I am also getting this error whenever running a workflow in 1.2.1 that has mapnodes and is using multiprocessing. It happens in about 40% of the time I run a workflow and occurs randomly. If I re-run the workflow multiple times it will eventually succeed. So it's not specific to fmriprep, I think it's nipype 1.2.1.

Edit: I'm getting this error both when using singularity 3.3.0 and docker

oesteban commented 5 years ago

@mattcieslak could you write a failing example for Nipype that we can use to debug this?

oesteban commented 5 years ago

Okay, I can see this is currently happening in fMRIPrep's master - I'll take this one.

oesteban commented 5 years ago

@jeroenvanbaar can you provide full logs from fMRIPrep?

@mattcieslak I've opened the issue referenced above for the case of MapNodes.

oesteban commented 5 years ago

It seems you can ignore this warning, as it seems not to stop the workflow:

190828-19:03:41,432 nipype.workflow WARNING:
     Error while checking node hash, forcing re-run. Although this error may not prevent the workflow from running, it could indicate a major problem. Please report a new issue at https://github.com/nipy/nipype/issues adding the following information:

    Node: fmriprep_wf.single_subject_001_wf.func_preproc_ses_1_task_wordReading_run_1_wf.bold_reference_wf.gen_ref
    Interface: niworkflows.interfaces.registration.EstimateReferenceImage
    Traceback:
Traceback (most recent call last):

  File "/usr/local/miniconda/lib/python3.7/site-packages/nipype/pipeline/plugins/base.py", line 337, in _local_hash_check
    cached, updated = self.procs[jobid].is_cached()
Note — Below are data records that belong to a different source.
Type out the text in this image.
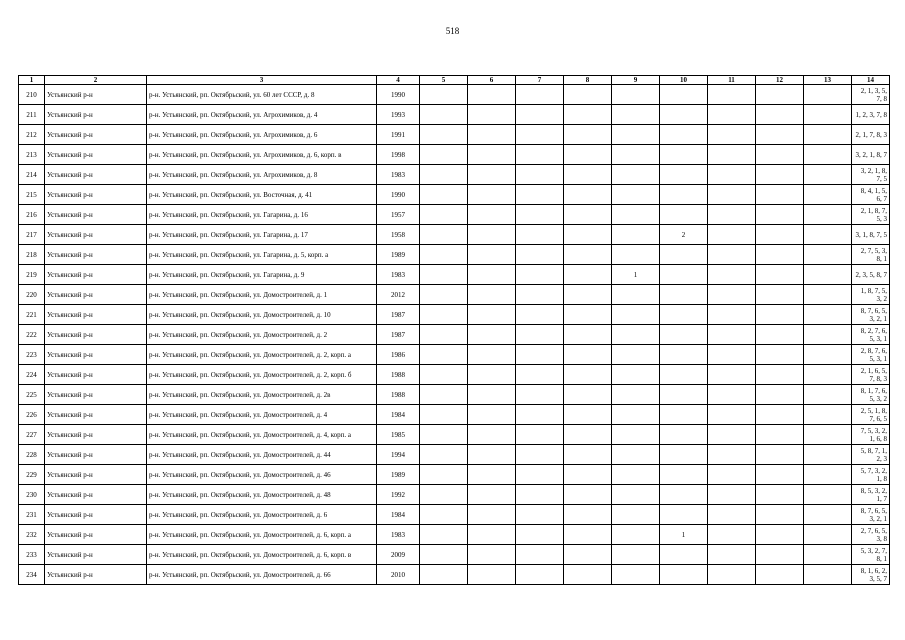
518
1	2	3	4	5	6	7	8	9	10	11	12	13	14
210	Устьянский р-н	р-н. Устьянский, рп. Октябрьский, ул. 60 лет СССР, д. 8	1990										2, 1, 3, 5, 7, 8
211	Устьянский р-н	р-н. Устьянский, рп. Октябрьский, ул. Агрохимиков, д. 4	1993										1, 2, 3, 7, 8
212	Устьянский р-н	р-н. Устьянский, рп. Октябрьский, ул. Агрохимиков, д. 6	1991										2, 1, 7, 8, 3
213	Устьянский р-н	р-н. Устьянский, рп. Октябрьский, ул. Агрохимиков, д. 6, корп. в	1998										3, 2, 1, 8, 7
214	Устьянский р-н	р-н. Устьянский, рп. Октябрьский, ул. Агрохимиков, д. 8	1983										3, 2, 1, 8, 7, 5
215	Устьянский р-н	р-н. Устьянский, рп. Октябрьский, ул. Восточная, д. 41	1990										8, 4, 1, 5, 6, 7
216	Устьянский р-н	р-н. Устьянский, рп. Октябрьский, ул. Гагарина, д. 16	1957										2, 1, 8, 7, 5, 3
217	Устьянский р-н	р-н. Устьянский, рп. Октябрьский, ул. Гагарина, д. 17	1958						2				3, 1, 8, 7, 5
218	Устьянский р-н	р-н. Устьянский, рп. Октябрьский, ул. Гагарина, д. 5, корп. а	1989										2, 7, 5, 3, 8, 1
219	Устьянский р-н	р-н. Устьянский, рп. Октябрьский, ул. Гагарина, д. 9	1983					1					2, 3, 5, 8, 7
220	Устьянский р-н	р-н. Устьянский, рп. Октябрьский, ул. Домостроителей, д. 1	2012										1, 8, 7, 5, 3, 2
221	Устьянский р-н	р-н. Устьянский, рп. Октябрьский, ул. Домостроителей, д. 10	1987										8, 7, 6, 5, 3, 2, 1
222	Устьянский р-н	р-н. Устьянский, рп. Октябрьский, ул. Домостроителей, д. 2	1987										8, 2, 7, 6, 5, 3, 1
223	Устьянский р-н	р-н. Устьянский, рп. Октябрьский, ул. Домостроителей, д. 2, корп. а	1986										2, 8, 7, 6, 5, 3, 1
224	Устьянский р-н	р-н. Устьянский, рп. Октябрьский, ул. Домостроителей, д. 2, корп. б	1988										2, 1, 6, 5, 7, 8, 3
225	Устьянский р-н	р-н. Устьянский, рп. Октябрьский, ул. Домостроителей, д. 2в	1988										8, 1, 7, 6, 5, 3, 2
226	Устьянский р-н	р-н. Устьянский, рп. Октябрьский, ул. Домостроителей, д. 4	1984										2, 5, 1, 8, 7, 6, 5
227	Устьянский р-н	р-н. Устьянский, рп. Октябрьский, ул. Домостроителей, д. 4, корп. а	1985										7, 5, 3, 2, 1, 6, 8
228	Устьянский р-н	р-н. Устьянский, рп. Октябрьский, ул. Домостроителей, д. 44	1994										5, 8, 7, 1, 2, 3
229	Устьянский р-н	р-н. Устьянский, рп. Октябрьский, ул. Домостроителей, д. 46	1989										5, 7, 3, 2, 1, 8
230	Устьянский р-н	р-н. Устьянский, рп. Октябрьский, ул. Домостроителей, д. 48	1992										8, 5, 3, 2, 1, 7
231	Устьянский р-н	р-н. Устьянский, рп. Октябрьский, ул. Домостроителей, д. 6	1984										8, 7, 6, 5, 3, 2, 1
232	Устьянский р-н	р-н. Устьянский, рп. Октябрьский, ул. Домостроителей, д. 6, корп. а	1983						1				2, 7, 6, 5, 3, 8
233	Устьянский р-н	р-н. Устьянский, рп. Октябрьский, ул. Домостроителей, д. 6, корп. в	2009										5, 3, 2, 7, 8, 1
234	Устьянский р-н	р-н. Устьянский, рп. Октябрьский, ул. Домостроителей, д. 66	2010										8, 1, 6, 2, 3, 5, 7
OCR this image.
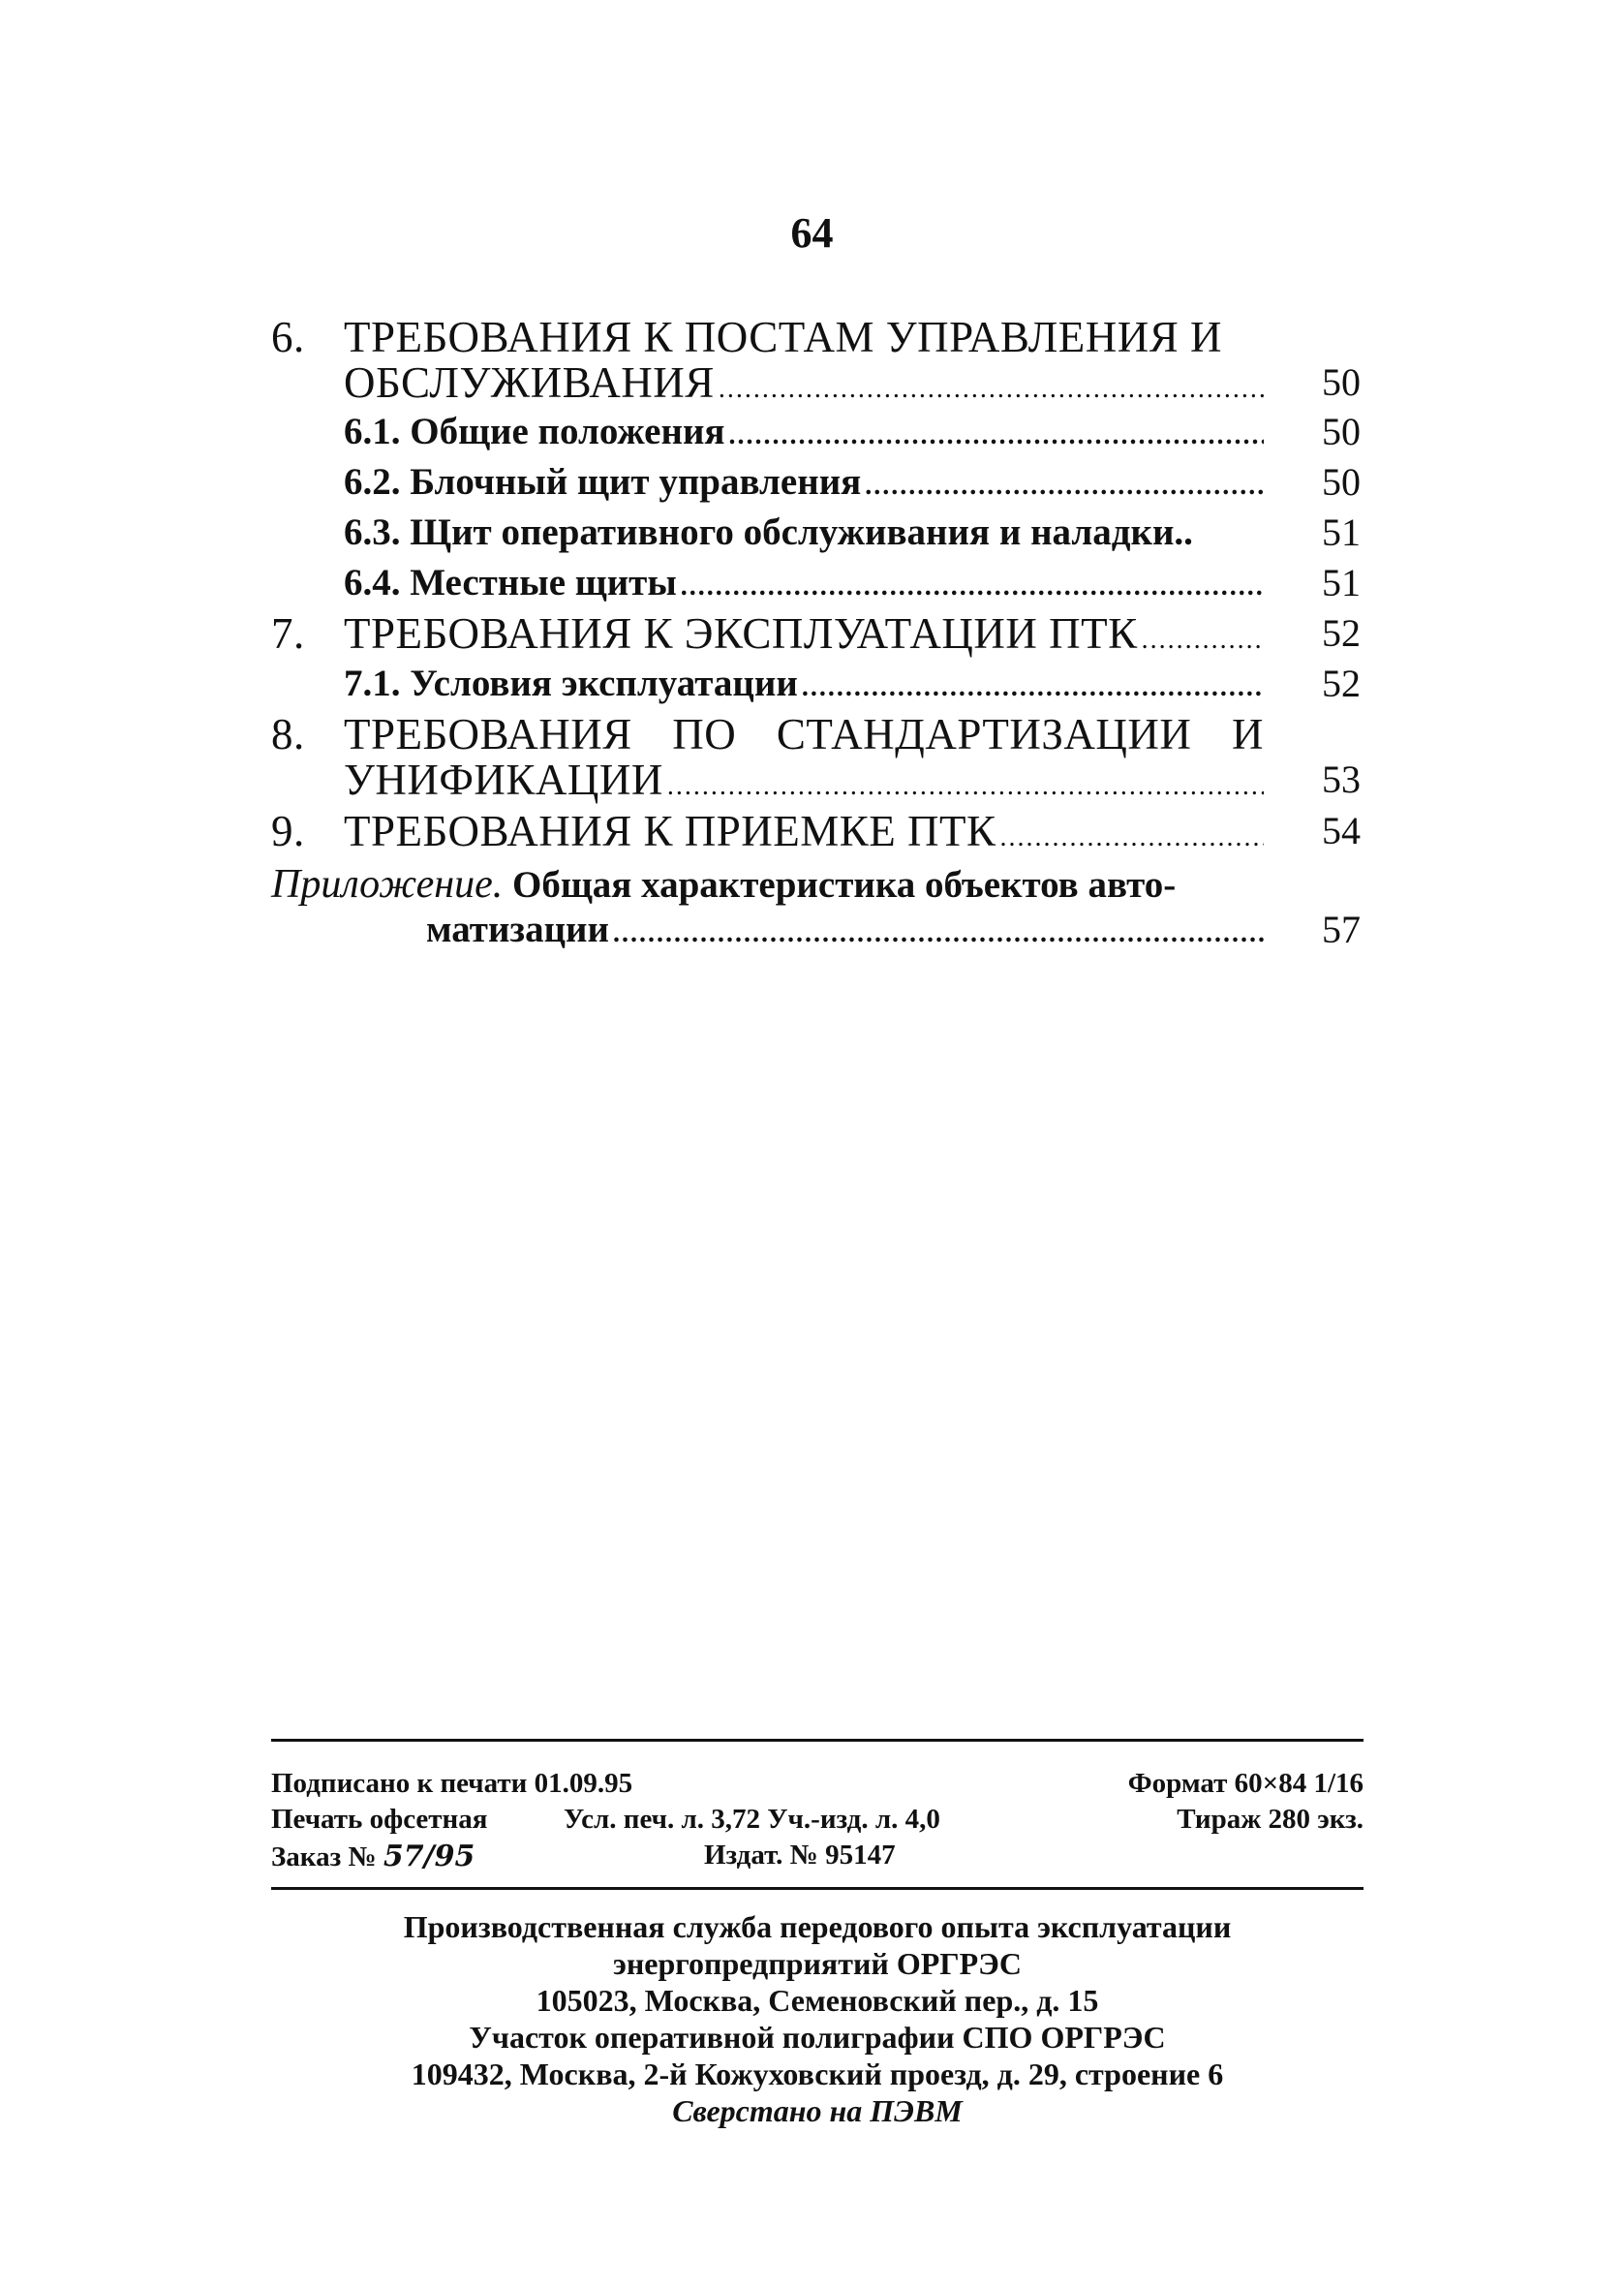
64
6. ТРЕБОВАНИЯ К ПОСТАМ УПРАВЛЕНИЯ И
ОБСЛУЖИВАНИЯ .....	50
6.1. Общие положения .....	50
6.2. Блочный щит управления .....	50
6.3. Щит оперативного обслуживания и наладки..	51
6.4. Местные щиты .....	51
7. ТРЕБОВАНИЯ К ЭКСПЛУАТАЦИИ ПТК .....	52
7.1. Условия эксплуатации .....	52
8. ТРЕБОВАНИЯ ПО СТАНДАРТИЗАЦИИ И
УНИФИКАЦИИ .....	53
9. ТРЕБОВАНИЯ К ПРИЕМКЕ ПТК .....	54
Приложение. Общая характеристика объектов авто-
матизации .....	57
Подписано к печати 01.09.95	Формат 60×84 1/16
Печать офсетная	Усл. печ. л. 3,72 Уч.-изд. л. 4,0	Тираж 280 экз.
Заказ № 57/95	Издат. № 95147
Производственная служба передового опыта эксплуатации
энергопредприятий ОРГРЭС
105023, Москва, Семеновский пер., д. 15
Участок оперативной полиграфии СПО ОРГРЭС
109432, Москва, 2-й Кожуховский проезд, д. 29, строение 6
Сверстано на ПЭВМ
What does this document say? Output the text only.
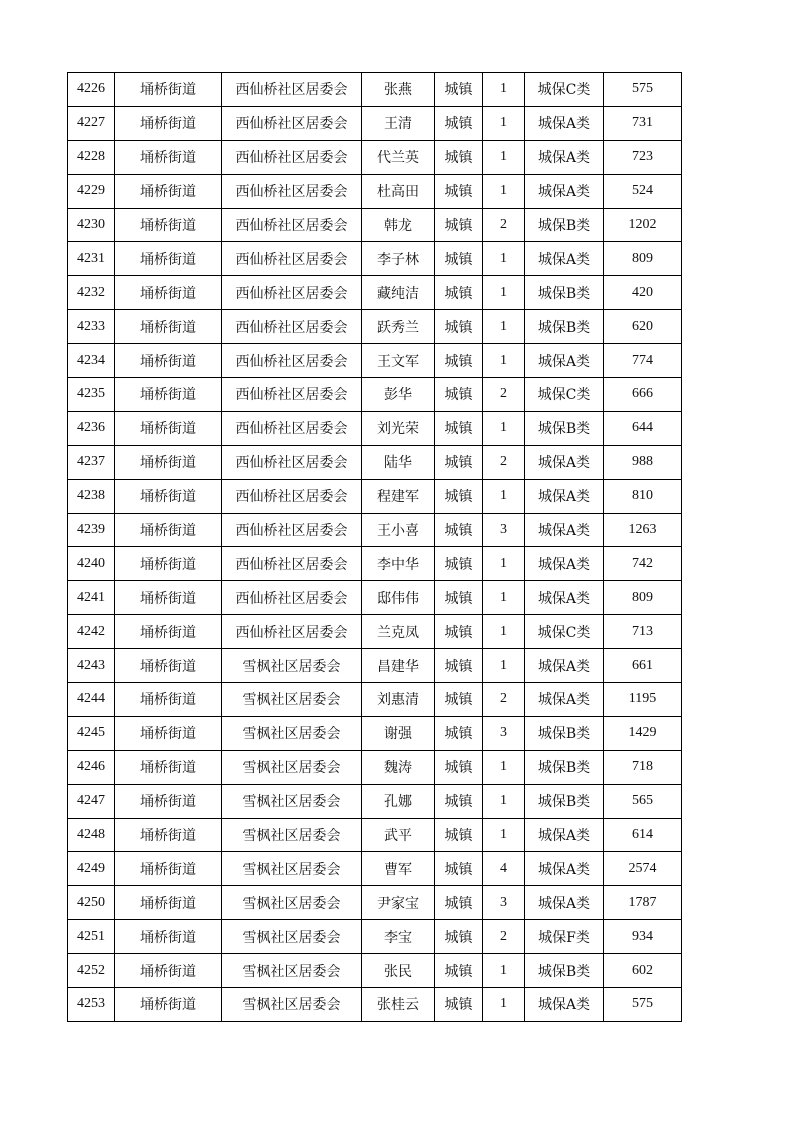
4226	埇桥街道	西仙桥社区居委会	张燕	城镇	1	城保C类	575
4227	埇桥街道	西仙桥社区居委会	王清	城镇	1	城保A类	731
4228	埇桥街道	西仙桥社区居委会	代兰英	城镇	1	城保A类	723
4229	埇桥街道	西仙桥社区居委会	杜高田	城镇	1	城保A类	524
4230	埇桥街道	西仙桥社区居委会	韩龙	城镇	2	城保B类	1202
4231	埇桥街道	西仙桥社区居委会	李子林	城镇	1	城保A类	809
4232	埇桥街道	西仙桥社区居委会	藏纯洁	城镇	1	城保B类	420
4233	埇桥街道	西仙桥社区居委会	跃秀兰	城镇	1	城保B类	620
4234	埇桥街道	西仙桥社区居委会	王文军	城镇	1	城保A类	774
4235	埇桥街道	西仙桥社区居委会	彭华	城镇	2	城保C类	666
4236	埇桥街道	西仙桥社区居委会	刘光荣	城镇	1	城保B类	644
4237	埇桥街道	西仙桥社区居委会	陆华	城镇	2	城保A类	988
4238	埇桥街道	西仙桥社区居委会	程建军	城镇	1	城保A类	810
4239	埇桥街道	西仙桥社区居委会	王小喜	城镇	3	城保A类	1263
4240	埇桥街道	西仙桥社区居委会	李中华	城镇	1	城保A类	742
4241	埇桥街道	西仙桥社区居委会	邸伟伟	城镇	1	城保A类	809
4242	埇桥街道	西仙桥社区居委会	兰克凤	城镇	1	城保C类	713
4243	埇桥街道	雪枫社区居委会	昌建华	城镇	1	城保A类	661
4244	埇桥街道	雪枫社区居委会	刘惠清	城镇	2	城保A类	1195
4245	埇桥街道	雪枫社区居委会	谢强	城镇	3	城保B类	1429
4246	埇桥街道	雪枫社区居委会	魏涛	城镇	1	城保B类	718
4247	埇桥街道	雪枫社区居委会	孔娜	城镇	1	城保B类	565
4248	埇桥街道	雪枫社区居委会	武平	城镇	1	城保A类	614
4249	埇桥街道	雪枫社区居委会	曹军	城镇	4	城保A类	2574
4250	埇桥街道	雪枫社区居委会	尹家宝	城镇	3	城保A类	1787
4251	埇桥街道	雪枫社区居委会	李宝	城镇	2	城保F类	934
4252	埇桥街道	雪枫社区居委会	张民	城镇	1	城保B类	602
4253	埇桥街道	雪枫社区居委会	张桂云	城镇	1	城保A类	575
  File "/usr/local/miniconda/lib/python3.7/site-packages/nipype/pipeline/engine/nodes.py", line 297, in is_cached
    hashed_inputs, hashvalue = self._get_hashval()

  File "/usr/local/miniconda/lib/python3.7/site-packages/nipype/pipeline/engine/nodes.py", line 494, in _get_hashval
    self._get_inputs()

  File "/usr/local/miniconda/lib/python3.7/site-packages/nipype/pipeline/engine/nodes.py", line 521, in _get_inputs
    outputs = _load_resultfile(results_file)[0].outputs

  File "/usr/local/miniconda/lib/python3.7/site-packages/nipype/pipeline/engine/utils.py", line 311, in load_resultfile
    if resolve and result.outputs:

AttributeError: 'NoneType' object has no attribute 'outputs'

190828-19:03:41,434 nipype.workflow INFO:
     [Node] Setting-up "fmriprep_wf.single_subject_001_wf.func_preproc_ses_1_task_wordReading_run_1_wf.bold_reference_wf.gen_ref" in "/s1/sub-001/fmriprep_wf/single_subject_001_wf/func_preproc_ses_1_task_wordReading_run_1_wf/bold_reference_wf/gen_ref".
190828-19:03:41,442 nipype.workflow INFO:
     [Node] Cached "fmriprep_wf.single_subject_001_wf.func_preproc_ses_1_task_wordReading_run_1_wf.bold_reference_wf.gen_ref" - collecting precomputed outputs
190828-19:03:41,442 nipype.workflow INFO:
     [Node] "fmriprep_wf.single_subject_001_wf.func_preproc_ses_1_task_wordReading_run_1_wf.bold_reference_wf.gen_ref" found cached.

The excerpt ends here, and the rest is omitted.